It was just an engrained part of our local economy, and the vice had gone on so long, it was very much like a strand of barbed wire that cuts a tree but is later absorbed, becoming part of its growth.
Until that June, I guess I didn’t even know how deeply that wire cut. But there were things I learned, the darkest of moral depravity that went far beyond slot machines and illegal liquor that I still can’t wash from my mind.
The night after the shooting, for the first time in months, it rained. Big, thick thunderheads blew in from the west and pounded the dry Phenix City asphalt, running off the bottles and cigarette butts and trash into narrow rivulets and into the Chattahoochee. You could smell the wet asphalt and concrete, the rich red clay, and scraggly pines on the hills. The windows in my Ford station wagon fogged as Hugh Britton and I crossed the roadblock at the Lower Bridge to Columbus, the river frothing and boiling over the Rock Cut Dam to the north.
“Did you notice anything unusual about Bert Fuller this morning?” I asked.
“Something’s always unusual about Fuller.”
“You notice his rig?”
“I’ve seen it. Asshole thinks he’s Randolph Scott.”
“He wore it this morning, but those pearl-handled revolvers were gone,” I said.
Britton looked at me, the windshield wipers spastically working over the window.
“Now, have you ever known him not to wear those guns?”
“No, sir,” he said.
At a corner filling station just off Broadway, I made a phone call, and then we ate some toast and drank coffee over at Choppy’s Diner for half an hour before getting back in the station wagon and heading toward Fort Benning on Victory Drive. On Victory, there were dry cleaners and pawnshops and liquor stores and churches of redemption. Little trailer parks and workingman’s diners and drive-ins that pulled you in with neon arrows. The rain hardened and fell in long, endless sheets, and I heard little else but the drumming on the cab, until I spotted the big flashing marquee for the Victory Drive-In and another long, sweeping neon arrow that pointed past an empty box office and through an open chain-link gate. There was supposed to be a Creature Double Feature tonight and a special showing of The Robe on Sunday. But the customers had already gotten a weather refund and had pulled out of the lot.

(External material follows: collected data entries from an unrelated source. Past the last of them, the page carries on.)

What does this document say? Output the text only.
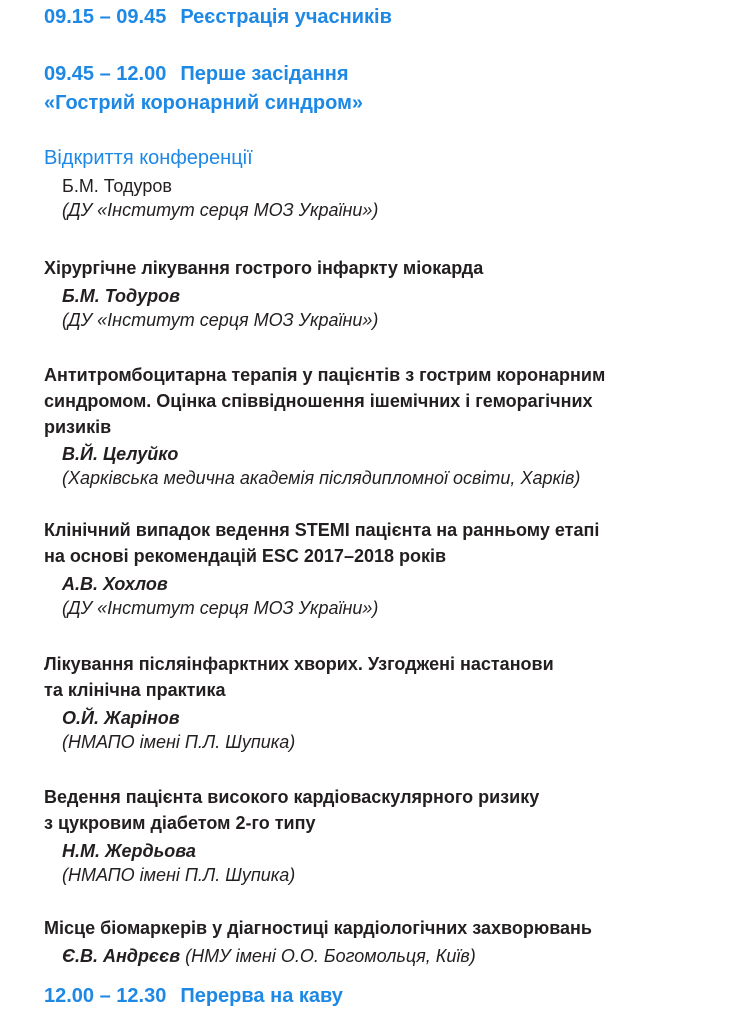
09.15 – 09.45 Реєстрація учасників
09.45 – 12.00 Перше засідання
«Гострий коронарний синдром»
Відкриття конференції
Б.М. Тодуров
(ДУ «Інститут серця МОЗ України»)
Хірургічне лікування гострого інфаркту міокарда
Б.М. Тодуров
(ДУ «Інститут серця МОЗ України»)
Антитромбоцитарна терапія у пацієнтів з гострим коронарним
синдромом. Оцінка співвідношення ішемічних і геморагічних
ризиків
В.Й. Целуйко
(Харківська медична академія післядипломної освіти, Харків)
Клінічний випадок ведення STEMI пацієнта на ранньому етапі
на основі рекомендацій ESC 2017–2018 років
А.В. Хохлов
(ДУ «Інститут серця МОЗ України»)
Лікування післяінфарктних хворих. Узгоджені настанови
та клінічна практика
О.Й. Жарінов
(НМАПО імені П.Л. Шупика)
Ведення пацієнта високого кардіоваскулярного ризику
з цукровим діабетом 2-го типу
Н.М. Жердьова
(НМАПО імені П.Л. Шупика)
Місце біомаркерів у діагностиці кардіологічних захворювань
Є.В. Андрєєв (НМУ імені О.О. Богомольця, Київ)
12.00 – 12.30 Перерва на каву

The screen was big and concrete and seemed like an ancient monolith in the endless gravel lot pinging with rain. I slowed by the bleachers covered by a corrugated tin roof and parked close to the lighted overhang, and we made a run for it.
Soaked, Britton wiped the drops from his pressed slacks and shook his straw summer hat. “Damn it.”
Moments later, a rusted Ford pickup stopped short of us and a little man came running for the overhang, a newspaper held over his head. No one shook hands, and the little man, now out of breath, nervously wrenched off his glasses and wiped them on the front of his blue coveralls. When he sat them back on his face, he looked like a bug.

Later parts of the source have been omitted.